There is a certain kind of Irish political embarrassment that feels less like a news story and more like a recurring dream. You’re back in school, you haven’t studied for the test, the teacher is speaking a language you don’t understand, and somehow you’ve also been elected to Dáil Eireann.
Enter Cathy Bennett, Sinn Féin TD for the Cavan–Monaghan constituency, and her headlong collision with how the European Union works.
It starts, as these things often do, with an innocent question that reveals a chasm. At an Oireachtas Committee on Foreign Affairs and Trade, Bennett wants to know about the “president of Europe.” Not as an off‑hand phrase, but as a concrete office, a throne that must be filled, a vacancy to which, presumably, the Irish state must send forth a champion. How much, she asks, is the Government spending to “find a candidate” for this post? One imagines a kind of pan‑continental X‑Factor: Leo Varadkar in a sequinned blazer, Ursula von der Leyen juggling dwarfs, a judging panel of scowling technocrats deducting points from Gerry Adams for insufficient fiscal discipline and the like.

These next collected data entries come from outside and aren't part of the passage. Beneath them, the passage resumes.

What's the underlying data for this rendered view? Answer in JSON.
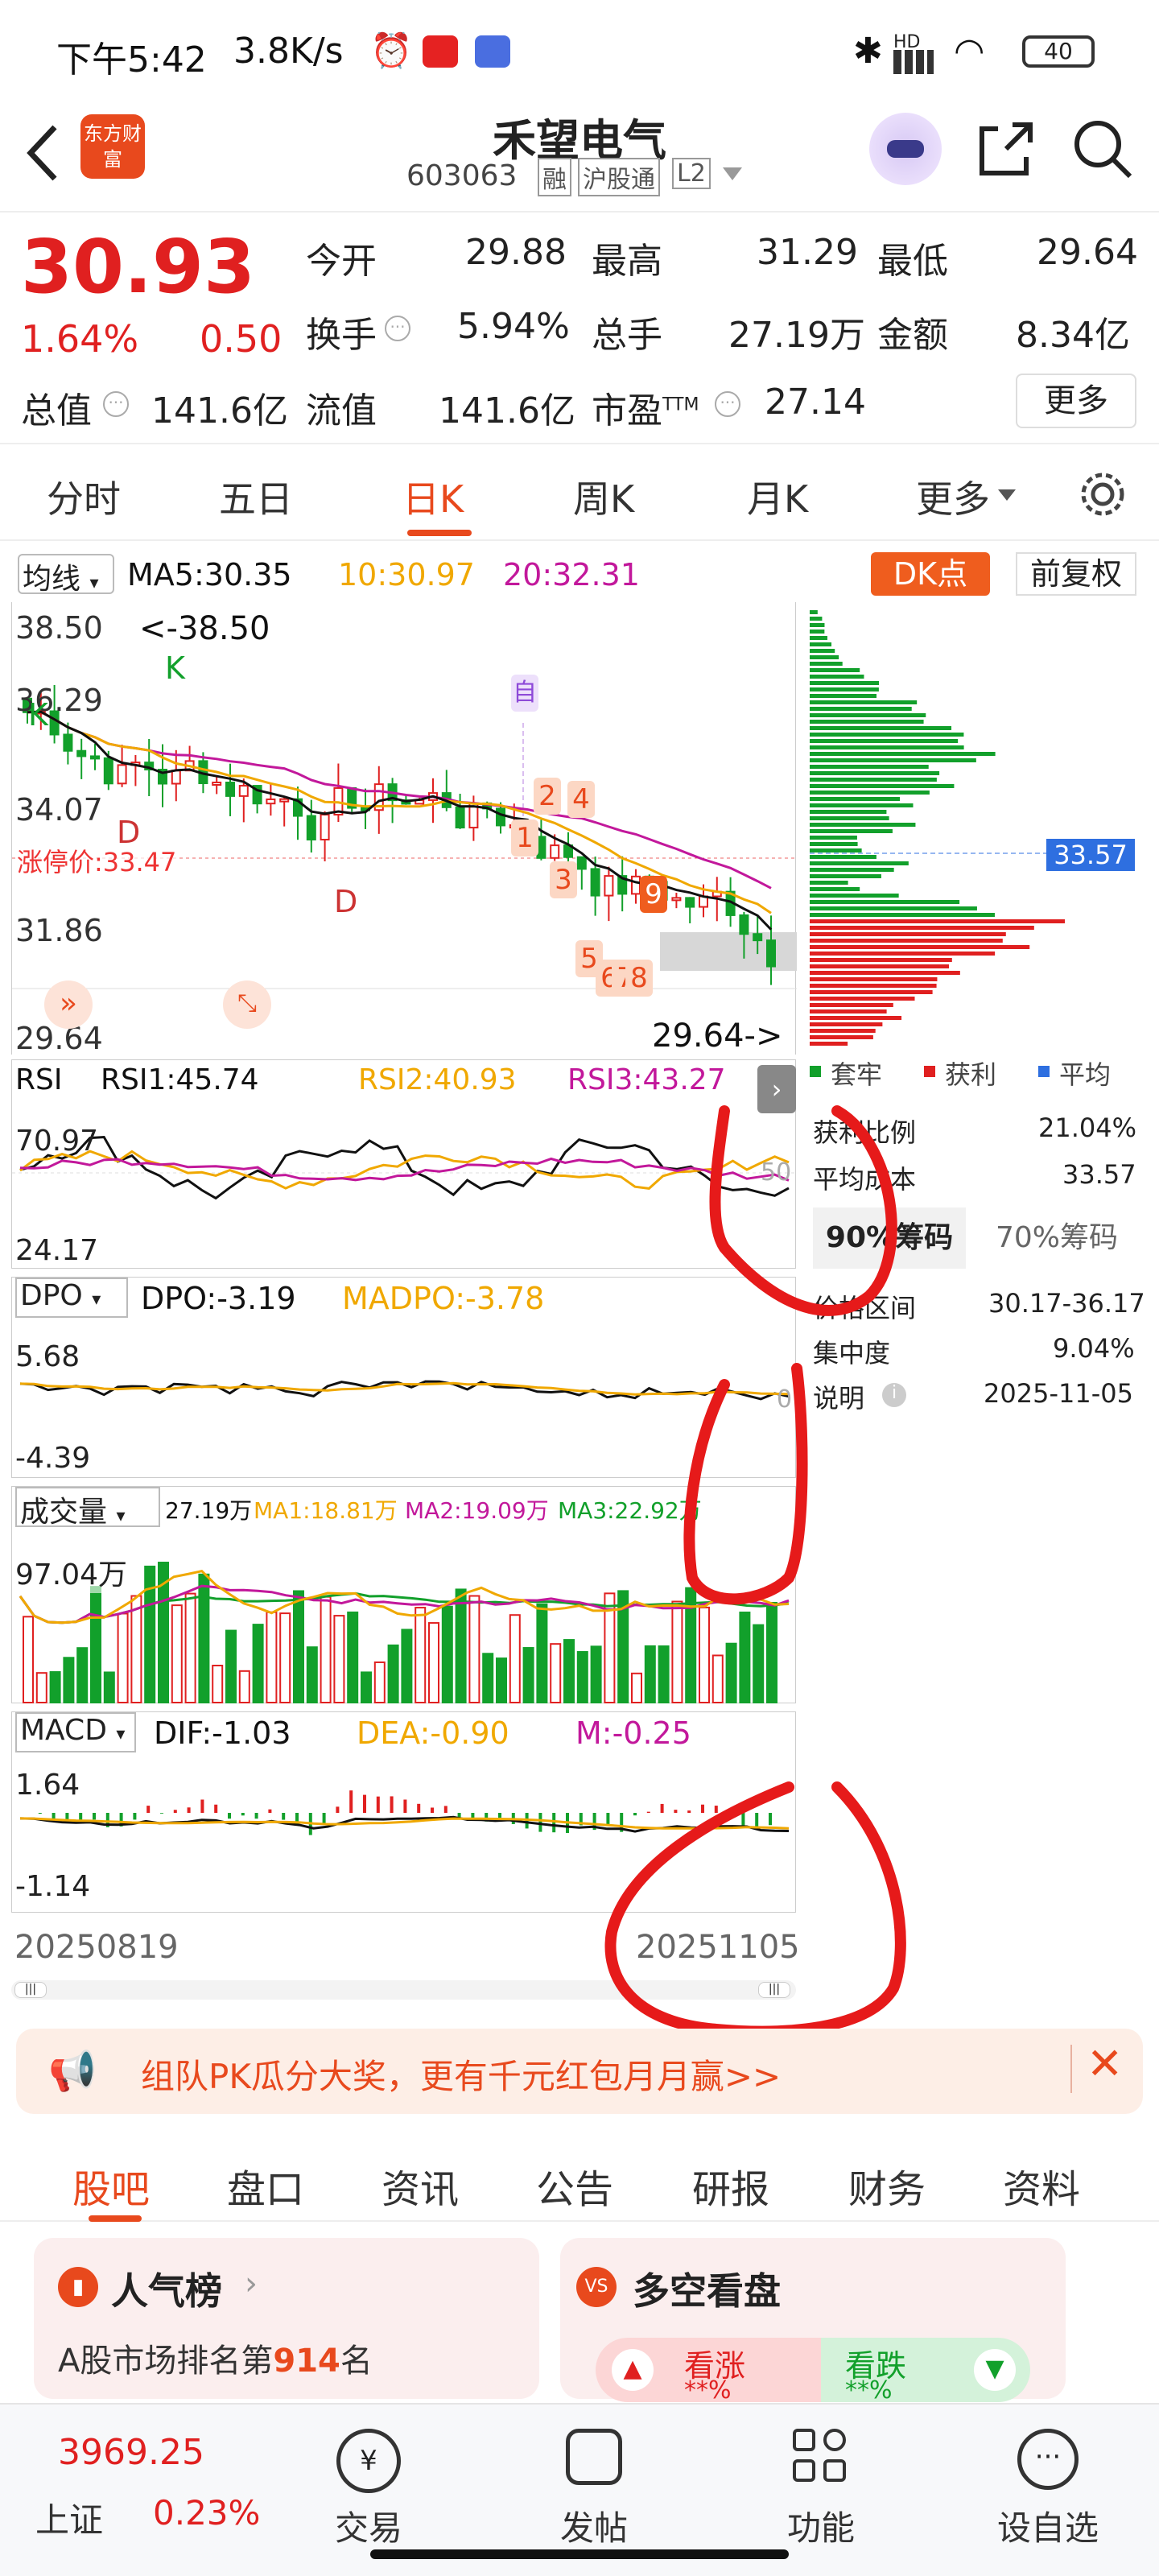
{
  "status": {
    "time": "下午5:42",
    "speed": "3.8K/s",
    "battery": "40",
    "signal": "HD"
  },
  "header": {
    "title": "禾望电气",
    "code": "603063",
    "tags": [
      "融",
      "沪股通",
      "L2"
    ],
    "logo": "东方财富"
  },
  "quote": {
    "price": "30.93",
    "change_pct": "1.64%",
    "change": "0.50",
    "rows": [
      [
        {
          "k": "今开",
          "v": "29.88",
          "c": "green"
        },
        {
          "k": "最高",
          "v": "31.29",
          "c": "red"
        },
        {
          "k": "最低",
          "v": "29.64",
          "c": "green"
        }
      ],
      [
        {
          "k": "换手",
          "v": "5.94%",
          "c": "dark"
        },
        {
          "k": "总手",
          "v": "27.19万",
          "c": "dark"
        },
        {
          "k": "金额",
          "v": "8.34亿",
          "c": "dark"
        }
      ],
      [
        {
          "k": "总值",
          "v": "141.6亿",
          "c": "dark"
        },
        {
          "k": "流值",
          "v": "141.6亿",
          "c": "dark"
        },
        {
          "k": "市盈TTM",
          "v": "27.14",
          "c": "dark"
        }
      ]
    ],
    "more": "更多"
  },
  "tabs": [
    "分时",
    "五日",
    "日K",
    "周K",
    "月K",
    "更多"
  ],
  "active_tab": "日K",
  "ma_line": {
    "selector": "均线",
    "ma5": "MA5:30.35",
    "ma10": "10:30.97",
    "ma20": "20:32.31",
    "dk": "DK点",
    "fq": "前复权"
  },
  "kline": {
    "y_labels": [
      "38.50",
      "36.29",
      "34.07",
      "31.86",
      "29.64"
    ],
    "high_mark": "<-38.50",
    "low_mark": "29.64->",
    "limit_label": "涨停价:33.47",
    "marker": "自",
    "k": "K",
    "d": "D"
  },
  "chips": {
    "avg_badge": "33.57",
    "legend": [
      "套牢",
      "获利",
      "平均"
    ],
    "profit_ratio_k": "获利比例",
    "profit_ratio_v": "21.04%",
    "avg_cost_k": "平均成本",
    "avg_cost_v": "33.57",
    "chip90": "90%筹码",
    "chip70": "70%筹码",
    "range_k": "价格区间",
    "range_v": "30.17-36.17",
    "conc_k": "集中度",
    "conc_v": "9.04%",
    "note_k": "说明",
    "note_v": "2025-11-05"
  },
  "rsi": {
    "name": "RSI",
    "r1": "RSI1:45.74",
    "r2": "RSI2:40.93",
    "r3": "RSI3:43.27",
    "top": "70.97",
    "bottom": "24.17",
    "mid": "50"
  },
  "dpo": {
    "name": "DPO",
    "v": "DPO:-3.19",
    "mad": "MADPO:-3.78",
    "top": "5.68",
    "bottom": "-4.39",
    "zero": "0"
  },
  "vol": {
    "name": "成交量",
    "v": "27.19万",
    "ma1": "MA1:18.81万",
    "ma2": "MA2:19.09万",
    "ma3": "MA3:22.92万",
    "top": "97.04万"
  },
  "macd": {
    "name": "MACD",
    "dif": "DIF:-1.03",
    "dea": "DEA:-0.90",
    "m": "M:-0.25",
    "top": "1.64",
    "bottom": "-1.14",
    "date_start": "20250819",
    "date_end": "20251105"
  },
  "banner": "组队PK瓜分大奖，更有千元红包月月赢>>",
  "bottom_tabs": [
    "股吧",
    "盘口",
    "资讯",
    "公告",
    "研报",
    "财务",
    "资料"
  ],
  "cards": {
    "left_title": "人气榜",
    "left_text_pre": "A股市场排名第",
    "left_rank": "914",
    "left_text_post": "名",
    "right_title": "多空看盘",
    "up": "看涨",
    "down": "看跌",
    "up_pct": "**%",
    "down_pct": "**%"
  },
  "dock": {
    "index_value": "3969.25",
    "index_name": "上证",
    "index_pct": "0.23%",
    "items": [
      "交易",
      "发帖",
      "功能",
      "设自选"
    ]
  },
  "colors": {
    "up": "#e02020",
    "down": "#12a02b",
    "accent": "#e8491d",
    "ma10": "#f0a800",
    "ma20": "#c2189b"
  }
}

The problem is that this person does not exist. There is no president of Europe. There are presidents everywhere, of course – Commission, Council, Parliament – proliferating like mould in the Brussels humidity, but no single crowned head of the continent. The EU, in its infinite genius, has constructed a system that is both impenetrably complex and utterly devoid of the monarchical glamour of the U.S. or French presidencies. The top jobs are traded in back rooms between governments and party families; no one is out there auditioning for the role of Emperor of Schengen.
So when Bennett insists on knowing who Ireland is “backing” for the presidency of this imaginary Europe, the scene takes on a strange, almost theological air. Officials shuffle their papers, trying to reconcile reality with the question. How do you tell a sitting TD that the office that she thought she was interrogating the unfortunate Minister about doesn't exist? Minister of State at the Department of Foreign Affairs and Trade, Neale Richmond, let the hapless TD down very gently, in the same manner a vet would deliver bad news to the owner of a terminally ill puppy.